Ryszard Siwiec, ou le sacrifice oublié du « Palach polonais »
Jan Palach : le nom du jeune étudiant tchèque qui s’immola en janvier 1969 sur la place Venceslas, en signe de protestation contre l’occupation de la Tchécoslovaquie par les troupes soviétiques, est connu dans le monde entier. Mais celui de Ryszard Siwiec, un Polonais de 59 ans, l’est moins : pourtant, le 8 septembre, 50 ans se sont écoulés depuis son sacrifice dans un stade de Varsovie. Après des décennies d’oubli, sa mémoire est de nouveau honorée depuis quelques années.
Soudain, alors que le dirigeant communiste polonais vient de terminer son discours et qu’une fanfare entonne un air entraînant, un homme lance un cri dans les tribunes, étouffé par la musique, il lance des tracts et clame « Je proteste » avant de s’immoler.

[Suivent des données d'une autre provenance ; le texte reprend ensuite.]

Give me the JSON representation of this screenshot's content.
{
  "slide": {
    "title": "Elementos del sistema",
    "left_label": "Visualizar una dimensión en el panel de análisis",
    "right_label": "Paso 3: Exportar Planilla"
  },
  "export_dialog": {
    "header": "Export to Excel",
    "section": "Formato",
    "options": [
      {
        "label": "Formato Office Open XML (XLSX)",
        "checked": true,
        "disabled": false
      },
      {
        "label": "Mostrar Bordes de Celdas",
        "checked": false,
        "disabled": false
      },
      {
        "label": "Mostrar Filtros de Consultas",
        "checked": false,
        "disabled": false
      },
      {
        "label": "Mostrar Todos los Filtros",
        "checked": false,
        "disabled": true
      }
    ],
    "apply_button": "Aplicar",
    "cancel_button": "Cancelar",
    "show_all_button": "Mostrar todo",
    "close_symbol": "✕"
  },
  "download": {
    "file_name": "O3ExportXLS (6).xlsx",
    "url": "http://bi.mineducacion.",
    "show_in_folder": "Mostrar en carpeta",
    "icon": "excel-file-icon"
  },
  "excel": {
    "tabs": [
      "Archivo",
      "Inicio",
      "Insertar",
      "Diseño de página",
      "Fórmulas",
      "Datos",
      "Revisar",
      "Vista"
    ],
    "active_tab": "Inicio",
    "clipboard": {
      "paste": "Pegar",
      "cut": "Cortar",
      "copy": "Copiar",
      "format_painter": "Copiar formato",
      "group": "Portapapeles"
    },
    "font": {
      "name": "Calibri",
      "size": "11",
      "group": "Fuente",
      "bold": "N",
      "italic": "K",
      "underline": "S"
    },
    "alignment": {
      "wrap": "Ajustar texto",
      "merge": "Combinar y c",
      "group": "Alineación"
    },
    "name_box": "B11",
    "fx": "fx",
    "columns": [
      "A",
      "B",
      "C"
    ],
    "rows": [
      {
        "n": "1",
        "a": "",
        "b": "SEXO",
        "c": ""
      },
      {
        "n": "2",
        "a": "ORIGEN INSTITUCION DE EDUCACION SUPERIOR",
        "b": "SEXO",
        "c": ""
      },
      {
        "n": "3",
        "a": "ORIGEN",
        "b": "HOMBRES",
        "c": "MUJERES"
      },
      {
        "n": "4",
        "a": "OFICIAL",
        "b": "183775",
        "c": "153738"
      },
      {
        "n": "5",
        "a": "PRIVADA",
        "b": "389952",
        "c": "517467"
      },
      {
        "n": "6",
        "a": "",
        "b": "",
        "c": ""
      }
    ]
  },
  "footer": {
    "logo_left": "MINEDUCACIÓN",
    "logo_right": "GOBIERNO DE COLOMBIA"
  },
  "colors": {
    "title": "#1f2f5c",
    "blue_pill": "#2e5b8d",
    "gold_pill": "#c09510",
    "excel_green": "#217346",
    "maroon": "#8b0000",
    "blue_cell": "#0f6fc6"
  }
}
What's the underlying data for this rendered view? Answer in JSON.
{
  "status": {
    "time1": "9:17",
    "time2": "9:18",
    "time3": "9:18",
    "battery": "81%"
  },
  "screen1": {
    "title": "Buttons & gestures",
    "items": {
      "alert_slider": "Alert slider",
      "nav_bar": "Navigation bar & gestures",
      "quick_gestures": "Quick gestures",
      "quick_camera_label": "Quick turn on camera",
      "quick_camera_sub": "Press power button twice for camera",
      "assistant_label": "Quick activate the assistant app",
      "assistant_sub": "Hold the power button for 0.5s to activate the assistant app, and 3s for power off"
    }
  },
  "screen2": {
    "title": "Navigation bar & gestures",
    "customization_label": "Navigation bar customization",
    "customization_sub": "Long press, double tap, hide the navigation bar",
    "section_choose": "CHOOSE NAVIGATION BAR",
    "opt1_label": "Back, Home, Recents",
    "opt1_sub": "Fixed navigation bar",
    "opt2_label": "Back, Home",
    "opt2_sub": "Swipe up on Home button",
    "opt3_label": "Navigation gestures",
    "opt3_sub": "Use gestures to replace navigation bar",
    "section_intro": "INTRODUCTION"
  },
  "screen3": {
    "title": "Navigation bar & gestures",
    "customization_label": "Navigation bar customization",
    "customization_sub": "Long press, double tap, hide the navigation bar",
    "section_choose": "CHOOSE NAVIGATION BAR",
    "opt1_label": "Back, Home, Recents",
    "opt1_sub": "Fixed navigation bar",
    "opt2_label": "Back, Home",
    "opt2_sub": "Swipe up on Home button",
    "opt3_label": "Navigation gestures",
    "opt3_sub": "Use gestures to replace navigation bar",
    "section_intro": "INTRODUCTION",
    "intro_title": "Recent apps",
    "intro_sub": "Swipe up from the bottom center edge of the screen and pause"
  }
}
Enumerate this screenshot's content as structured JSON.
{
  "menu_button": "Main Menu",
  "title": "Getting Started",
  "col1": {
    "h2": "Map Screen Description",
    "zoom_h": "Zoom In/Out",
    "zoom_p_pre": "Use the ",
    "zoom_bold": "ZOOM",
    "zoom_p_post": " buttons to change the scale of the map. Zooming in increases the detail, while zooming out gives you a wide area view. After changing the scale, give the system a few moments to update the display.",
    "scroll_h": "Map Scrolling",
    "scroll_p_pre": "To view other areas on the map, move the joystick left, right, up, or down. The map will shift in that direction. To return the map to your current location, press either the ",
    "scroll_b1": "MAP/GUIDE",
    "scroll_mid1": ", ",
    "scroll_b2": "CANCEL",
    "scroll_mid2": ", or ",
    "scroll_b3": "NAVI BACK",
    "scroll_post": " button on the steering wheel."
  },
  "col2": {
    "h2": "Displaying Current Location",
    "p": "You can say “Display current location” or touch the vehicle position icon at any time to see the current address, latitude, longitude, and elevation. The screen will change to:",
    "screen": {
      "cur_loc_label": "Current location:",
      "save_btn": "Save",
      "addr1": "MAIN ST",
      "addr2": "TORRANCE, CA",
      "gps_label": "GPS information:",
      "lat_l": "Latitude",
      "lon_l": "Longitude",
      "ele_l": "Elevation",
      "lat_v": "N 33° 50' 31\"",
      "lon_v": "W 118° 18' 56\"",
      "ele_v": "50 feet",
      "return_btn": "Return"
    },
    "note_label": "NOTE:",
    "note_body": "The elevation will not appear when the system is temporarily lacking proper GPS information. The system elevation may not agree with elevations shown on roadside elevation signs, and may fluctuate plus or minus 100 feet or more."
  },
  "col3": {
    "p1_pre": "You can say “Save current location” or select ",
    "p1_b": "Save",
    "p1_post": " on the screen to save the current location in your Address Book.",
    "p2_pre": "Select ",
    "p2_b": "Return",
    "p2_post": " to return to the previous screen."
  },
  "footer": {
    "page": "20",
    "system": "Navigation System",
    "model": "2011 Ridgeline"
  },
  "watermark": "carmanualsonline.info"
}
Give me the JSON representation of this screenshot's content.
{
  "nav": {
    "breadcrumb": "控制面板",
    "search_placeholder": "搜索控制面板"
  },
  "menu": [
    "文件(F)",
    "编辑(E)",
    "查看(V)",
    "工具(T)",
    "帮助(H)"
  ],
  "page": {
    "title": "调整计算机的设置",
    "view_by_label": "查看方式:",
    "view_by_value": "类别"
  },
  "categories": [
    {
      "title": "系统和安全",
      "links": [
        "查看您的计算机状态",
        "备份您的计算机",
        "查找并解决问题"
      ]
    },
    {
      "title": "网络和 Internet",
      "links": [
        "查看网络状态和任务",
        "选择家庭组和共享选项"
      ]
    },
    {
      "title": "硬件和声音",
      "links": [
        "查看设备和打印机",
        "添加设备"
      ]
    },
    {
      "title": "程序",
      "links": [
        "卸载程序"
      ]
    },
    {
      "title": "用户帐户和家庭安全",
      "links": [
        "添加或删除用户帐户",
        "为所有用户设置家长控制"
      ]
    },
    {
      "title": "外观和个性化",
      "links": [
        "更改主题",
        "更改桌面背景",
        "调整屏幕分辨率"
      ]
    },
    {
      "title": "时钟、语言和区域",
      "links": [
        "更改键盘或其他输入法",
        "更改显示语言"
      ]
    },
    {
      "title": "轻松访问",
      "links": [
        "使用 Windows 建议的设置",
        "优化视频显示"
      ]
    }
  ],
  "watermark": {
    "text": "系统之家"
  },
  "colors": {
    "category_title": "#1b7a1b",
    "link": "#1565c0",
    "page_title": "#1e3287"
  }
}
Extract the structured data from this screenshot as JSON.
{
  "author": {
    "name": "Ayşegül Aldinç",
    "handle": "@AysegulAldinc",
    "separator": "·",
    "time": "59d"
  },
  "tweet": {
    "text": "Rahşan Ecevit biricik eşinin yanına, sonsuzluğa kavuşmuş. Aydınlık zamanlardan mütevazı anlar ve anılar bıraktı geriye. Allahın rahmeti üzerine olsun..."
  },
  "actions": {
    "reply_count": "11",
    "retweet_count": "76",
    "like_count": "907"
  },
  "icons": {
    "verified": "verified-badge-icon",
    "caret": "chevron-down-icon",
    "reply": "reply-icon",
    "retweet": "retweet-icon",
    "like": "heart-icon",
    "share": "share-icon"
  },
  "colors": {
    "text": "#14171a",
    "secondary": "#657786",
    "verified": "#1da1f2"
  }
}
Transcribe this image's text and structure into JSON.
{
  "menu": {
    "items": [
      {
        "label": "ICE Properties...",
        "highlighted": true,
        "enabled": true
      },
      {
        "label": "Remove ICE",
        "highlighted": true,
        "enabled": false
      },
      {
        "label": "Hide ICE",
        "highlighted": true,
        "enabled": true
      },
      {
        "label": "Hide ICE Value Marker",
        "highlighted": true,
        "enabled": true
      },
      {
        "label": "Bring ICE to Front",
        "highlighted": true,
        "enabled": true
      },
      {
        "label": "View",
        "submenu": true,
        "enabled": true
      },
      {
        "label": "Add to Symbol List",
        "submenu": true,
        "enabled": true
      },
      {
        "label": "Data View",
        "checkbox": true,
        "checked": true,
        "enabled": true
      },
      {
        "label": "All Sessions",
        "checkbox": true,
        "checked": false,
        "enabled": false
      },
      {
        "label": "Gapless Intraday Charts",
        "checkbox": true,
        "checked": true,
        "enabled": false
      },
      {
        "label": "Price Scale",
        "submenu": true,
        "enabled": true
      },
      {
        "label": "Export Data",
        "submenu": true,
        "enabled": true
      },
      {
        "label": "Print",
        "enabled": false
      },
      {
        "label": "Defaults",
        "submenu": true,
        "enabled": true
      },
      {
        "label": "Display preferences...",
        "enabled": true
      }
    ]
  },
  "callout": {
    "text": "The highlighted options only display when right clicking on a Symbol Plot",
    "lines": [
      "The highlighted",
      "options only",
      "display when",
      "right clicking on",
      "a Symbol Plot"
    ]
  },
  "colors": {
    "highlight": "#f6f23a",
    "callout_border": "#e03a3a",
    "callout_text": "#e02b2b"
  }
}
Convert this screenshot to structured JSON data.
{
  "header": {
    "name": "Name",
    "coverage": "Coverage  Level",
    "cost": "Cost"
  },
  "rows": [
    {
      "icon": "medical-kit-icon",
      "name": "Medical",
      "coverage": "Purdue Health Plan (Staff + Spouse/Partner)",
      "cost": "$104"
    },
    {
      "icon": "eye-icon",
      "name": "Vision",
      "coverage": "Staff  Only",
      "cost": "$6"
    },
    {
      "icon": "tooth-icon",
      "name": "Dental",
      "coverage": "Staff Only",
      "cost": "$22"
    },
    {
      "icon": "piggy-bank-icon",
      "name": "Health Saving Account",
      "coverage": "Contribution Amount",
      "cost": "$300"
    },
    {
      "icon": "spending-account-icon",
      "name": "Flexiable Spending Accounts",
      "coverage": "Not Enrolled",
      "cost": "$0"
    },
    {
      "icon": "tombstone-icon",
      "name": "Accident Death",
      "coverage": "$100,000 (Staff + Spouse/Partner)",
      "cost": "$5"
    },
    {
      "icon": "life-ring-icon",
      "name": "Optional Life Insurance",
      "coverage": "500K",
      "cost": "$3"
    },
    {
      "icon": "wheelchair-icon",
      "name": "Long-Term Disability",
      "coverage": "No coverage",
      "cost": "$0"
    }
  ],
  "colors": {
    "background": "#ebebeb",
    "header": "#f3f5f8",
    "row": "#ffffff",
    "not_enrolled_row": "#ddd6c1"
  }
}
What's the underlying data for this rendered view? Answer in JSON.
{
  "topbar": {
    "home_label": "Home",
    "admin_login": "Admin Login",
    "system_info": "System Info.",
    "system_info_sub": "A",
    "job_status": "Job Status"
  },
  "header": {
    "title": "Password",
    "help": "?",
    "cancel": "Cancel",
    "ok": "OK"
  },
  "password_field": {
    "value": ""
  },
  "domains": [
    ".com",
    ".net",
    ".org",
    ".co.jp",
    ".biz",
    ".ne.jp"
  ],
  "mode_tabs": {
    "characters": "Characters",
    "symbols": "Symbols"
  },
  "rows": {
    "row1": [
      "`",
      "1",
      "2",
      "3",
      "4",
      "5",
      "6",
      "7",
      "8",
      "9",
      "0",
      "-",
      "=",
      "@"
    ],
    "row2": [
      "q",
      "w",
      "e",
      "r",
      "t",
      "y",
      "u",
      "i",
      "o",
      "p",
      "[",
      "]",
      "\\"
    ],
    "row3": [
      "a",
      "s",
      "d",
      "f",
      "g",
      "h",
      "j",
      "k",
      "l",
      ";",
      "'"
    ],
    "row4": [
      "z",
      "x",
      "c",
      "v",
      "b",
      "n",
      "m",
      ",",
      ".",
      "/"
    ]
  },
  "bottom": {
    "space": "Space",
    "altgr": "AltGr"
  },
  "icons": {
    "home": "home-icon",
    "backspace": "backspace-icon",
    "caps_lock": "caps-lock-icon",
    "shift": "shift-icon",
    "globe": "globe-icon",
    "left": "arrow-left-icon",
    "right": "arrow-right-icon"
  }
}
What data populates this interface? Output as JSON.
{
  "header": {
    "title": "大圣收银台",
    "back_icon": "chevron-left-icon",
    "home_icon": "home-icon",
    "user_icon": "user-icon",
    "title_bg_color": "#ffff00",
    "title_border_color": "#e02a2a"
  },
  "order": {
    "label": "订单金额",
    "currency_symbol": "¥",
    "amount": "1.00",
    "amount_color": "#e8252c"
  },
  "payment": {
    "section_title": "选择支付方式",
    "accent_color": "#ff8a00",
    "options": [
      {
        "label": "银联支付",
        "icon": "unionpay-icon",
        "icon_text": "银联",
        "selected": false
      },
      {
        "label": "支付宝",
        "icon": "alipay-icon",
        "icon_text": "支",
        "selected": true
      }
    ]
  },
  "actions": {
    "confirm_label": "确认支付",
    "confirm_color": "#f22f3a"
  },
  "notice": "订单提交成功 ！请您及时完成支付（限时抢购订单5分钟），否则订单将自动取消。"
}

Contrairement à l’acte de Jan Palach dont il n’existe aucune image, cet événement extraordinaire à Varsovie a même été filmé par les caméras de la police secrète présente sur place, un film qui a été retrouvé en 2003, et dont les images nous sont décrites par l’historien Petr Blažek, de l’Institut d’études des régimes totalitaires :
« On y voit clairement comme un cercle se forme autour de Ryszard Siwiec en flammes. Des gens terrifiés partent en courant, mais aussi s’efforcent d’éteindre le feu. Il y a aussi des agents de la police secrète et des pompiers qui participent à l’effort. Au bout d’une minute, ils sont parvenus à étouffer les flammes. Ryszard Siwiec est ensuite emmené. On pensait d’abord vers une ambulance, mais le film montre bien qu’il s’agit d’une voiture banalisée, probablement de la police secrète. Il a été emmené pour être interrogé, on ne sait pas ce qui s’y est dit. Ensuite il a été transféré à l’hôpital où il a été mis à l’isolement. »
Sa femme pourra venir le voir une fois, mais quatre jours plus tard, le 12 septembre, ce père de cinq enfants décède de ses blessures, alors que son corps est brûlé à plus de 80 %.
Engagé dans l’Armia Krajowa, l’Armée de l’intérieure, un mouvement de la résistance polonaise pendant la Seconde Guerre mondiale, Ryszard Siwiec est en 1968 un homme qui a perdu toute illusion sur le régime communiste en place dans son pays. Pour preuve, il soutient les étudiants polonais pendant la crise politique qui secoue le pays en mars de cette année-là, une crise largement due aux espoirs suscités par le Printemps de Prague dans la Tchécoslovaquie voisine. Son acte aurait largement été prémédité puisqu’il avait rédigé un testament en avril, et qu’avant de s’immoler le 8 septembre, il avait enregistré un manifeste expliquant son geste : révolté par l’invasion de la Tchécoslovaquie en août 1968 et la participation de son pays, Ryszard Siwiec appelait les Polonais à se réveiller de leur torpeur. Petr Blažek :« Jusqu’à la fin, il n’a pas dévié de sa version. Il a répété que son geste était sa propre décision, que c’était le résultat d’un choix rationnel et non pas d’une idée soudaine. Il a déclaré qu’il protestait ainsi contre la participation de la Pologne à l’invasion de la Tchécoslovaquie et contre la tyrannie du pouvoir en Pologne. »
Le geste de Ryszard Siwiec n’était pas celui d’un déséquilibré comme ont essayé de le faire croire les autorités communistes en Pologne, dès le premier jour. Mais il n’eut pas non plus l’écho espéré par ce comptable de Przemyśl : dans le stade, peu de personnes se rendent compte de ce qui s’est réellement passé, et la censure achève de faire tomber l’événement dans l’oubli le plus total.
Il faudra attendre quelques semaines après les sacrifices de Jan Palach et Jan Zajíc pour que l’on en parle au moins à l’étranger, par l’intermédiaire de Radio Europe Libre. Mais bien plus encore pour que le nom de Ryszard Siwiec soit enfin réhabilité : dès 1991, un documentaire polonais, acclamé dans les festivals, permet de faire connaître l’acte de protestation ultime de Ryszard Siwiec. Dix ans plus tard, le président tchèque Václav Havel lui attribuera l’ordre Tomáš Garrigue Masaryk à titre posthume. Enfin, en 2010, un monument en l'honneur de Ryszard Siwiec a été inauguré en face de l'Institut d'étude des régimes totalitaires à Prague.